Model: P(complete) = 0.005 → still speaking → timer = 1500ms
Current: "I'd like to go to London please"
Model: P(complete) = 0.042 → done → timer = 250ms (quick)
Parameters
| Option Key | Default | Range | Description |
|---|
microphone.eos.model | en | en, multilingual | Model variant |
microphone.eos.threshold | 0.0289 | 0.001–0.1 | Turn completion probability threshold |
microphone.eos.quick_timeout | 250 ms | 50–500 ms | Silence buffer when model says “done” |
microphone.eos.silence_timeout | 3000 ms | 500–5000 ms | Max silence when model says “still speaking” |
microphone.eos.timeout | 500 ms | 300–2000 ms | Fallback for interim transcripts and inference failures |
microphone.eos.max_history_turns | 6 | 1–20 | Conversation history turns used for context |
The threshold range (0.001–0.1) is very different from Pipecat’s (0.1–0.9). These are different models with different probability distributions. Do not copy threshold values between providers.
Model Variants
| Variant | Identifier | Size | Languages |
|---|
| English | en | 66 MB | English (optimized) |
| Multilingual | multilingual | 378 MB | zh, de, nl, en, pt, es, fr, it, ja, ko, ru, tr, id, hi |
Model Setup
Docker
All models are downloaded from Hugging Face and patched during the Docker build. No manual action required.

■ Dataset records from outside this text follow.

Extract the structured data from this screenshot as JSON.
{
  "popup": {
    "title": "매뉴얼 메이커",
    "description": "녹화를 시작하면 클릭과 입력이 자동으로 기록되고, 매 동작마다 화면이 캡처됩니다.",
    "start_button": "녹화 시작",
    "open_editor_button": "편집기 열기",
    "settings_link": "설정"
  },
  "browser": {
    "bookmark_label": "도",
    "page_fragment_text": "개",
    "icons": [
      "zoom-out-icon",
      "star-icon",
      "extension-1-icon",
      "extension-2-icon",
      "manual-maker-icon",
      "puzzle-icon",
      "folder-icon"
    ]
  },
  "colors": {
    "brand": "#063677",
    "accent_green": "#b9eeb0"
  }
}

# Set automatically in the Dockerfile
LIVEKIT_TURN_MODEL_PATH=./models/livekit_turn/model_q8.onnx
LIVEKIT_TURN_MULTI_MODEL_PATH=./models/livekit_turn/model_q8_multilingual.onnx
LIVEKIT_TURN_TOKENIZER_PATH=./models/livekit_turn/tokenizer.json
From Source
Download the models manually:
mkdir -p api/assistant-api/internal/end_of_speech/internal/livekit/models
# English model (required)
curl -fsSL -o api/assistant-api/internal/end_of_speech/internal/livekit/models/model_q8.onnx \
"https://huggingface.co/livekit/turn-detector/resolve/v1.2.2-en/onnx/model_q8.onnx"
# Tokenizer (required)
curl -fsSL -o api/assistant-api/internal/end_of_speech/internal/livekit/models/tokenizer.json \
"https://huggingface.co/livekit/turn-detector/resolve/v1.2.2-en/tokenizer.json"
# Multilingual model (optional — only if using multilingual mode)

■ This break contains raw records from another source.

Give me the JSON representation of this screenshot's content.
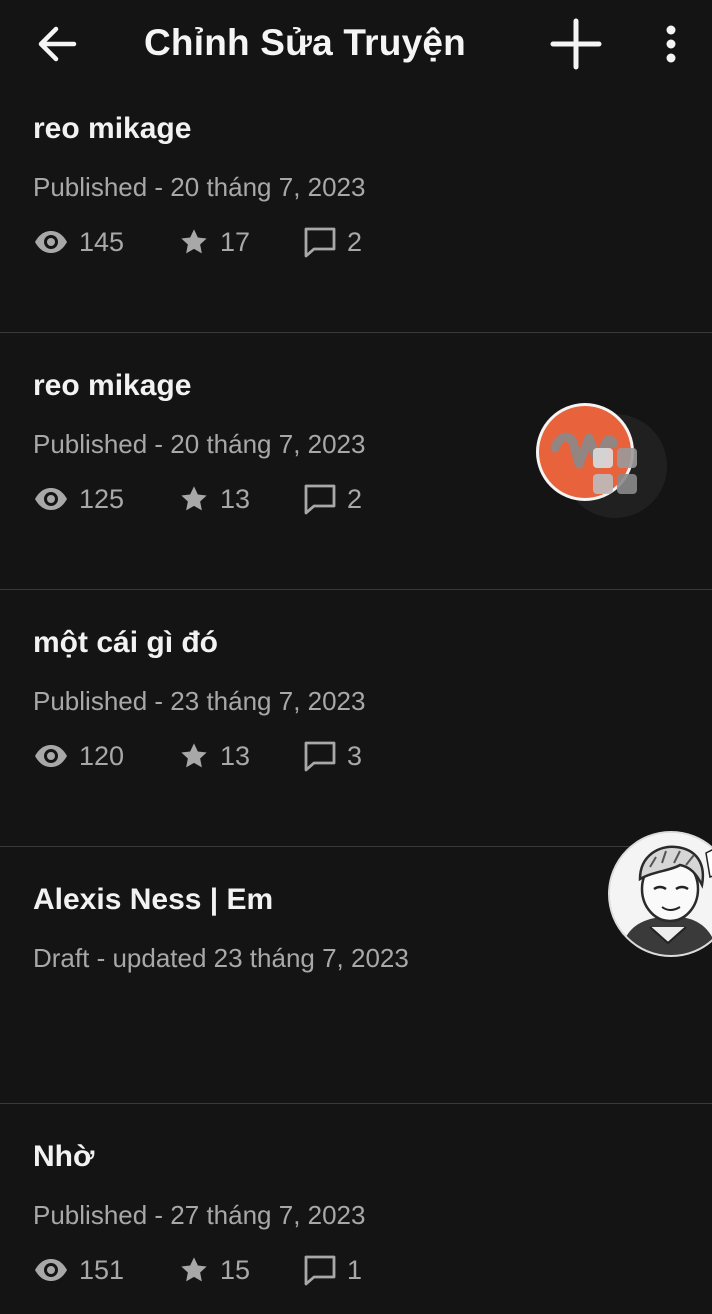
{
  "header": {
    "title": "Chỉnh Sửa Truyện",
    "back_icon": "arrow-left-icon",
    "add_icon": "plus-icon",
    "more_icon": "more-vertical-icon"
  },
  "stories": [
    {
      "title": "reo mikage",
      "meta": "Published - 20 tháng 7, 2023",
      "views": "145",
      "votes": "17",
      "comments": "2"
    },
    {
      "title": "reo mikage",
      "meta": "Published - 20 tháng 7, 2023",
      "views": "125",
      "votes": "13",
      "comments": "2"
    },
    {
      "title": "một cái gì đó",
      "meta": "Published - 23 tháng 7, 2023",
      "views": "120",
      "votes": "13",
      "comments": "3"
    },
    {
      "title": "Alexis Ness | Em",
      "meta": "Draft - updated 23 tháng 7, 2023"
    },
    {
      "title": "Nhờ",
      "meta": "Published - 27 tháng 7, 2023",
      "views": "151",
      "votes": "15",
      "comments": "1"
    }
  ],
  "floating": {
    "wattpad_bubble": "wattpad-logo-icon",
    "avatar_bubble": "chat-head-avatar"
  },
  "colors": {
    "background": "#141414",
    "text_primary": "#f2f2f2",
    "text_secondary": "#a8a8a8",
    "divider": "#3a3a3a",
    "wattpad_orange": "#e8623b"
  }
}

curl -fsSL -o api/assistant-api/internal/end_of_speech/internal/livekit/models/model_q8_multilingual.onnx \
"https://huggingface.co/livekit/turn-detector/resolve/v0.4.1-intl/onnx/model_q8.onnx"
If you encounter ONNX opset errors, patch the models:
pip install onnx
python3 -c "
import onnx
for path in [
'api/assistant-api/internal/end_of_speech/internal/livekit/models/model_q8.onnx',
'api/assistant-api/internal/end_of_speech/internal/livekit/models/model_q8_multilingual.onnx',
]:
try:
m = onnx.load(path)
used = {n.domain for n in m.graph.node}
keep = [o for o in m.opset_import if o.domain == '' or o.domain in used]
del m.opset_import[:]
m.opset_import.extend(keep)
onnx.save(m, path)
print(f'Patched {path}')
except FileNotFoundError:
pass
"
To override paths:
export LIVEKIT_TURN_MODEL_PATH=/path/to/model_q8.onnx
export LIVEKIT_TURN_MULTI_MODEL_PATH=/path/to/model_q8_multilingual.onnx
export LIVEKIT_TURN_TOKENIZER_PATH=/path/to/tokenizer.json
Requires ONNX Runtime (libonnxruntime) — same dependency as Silero/FireRed VAD.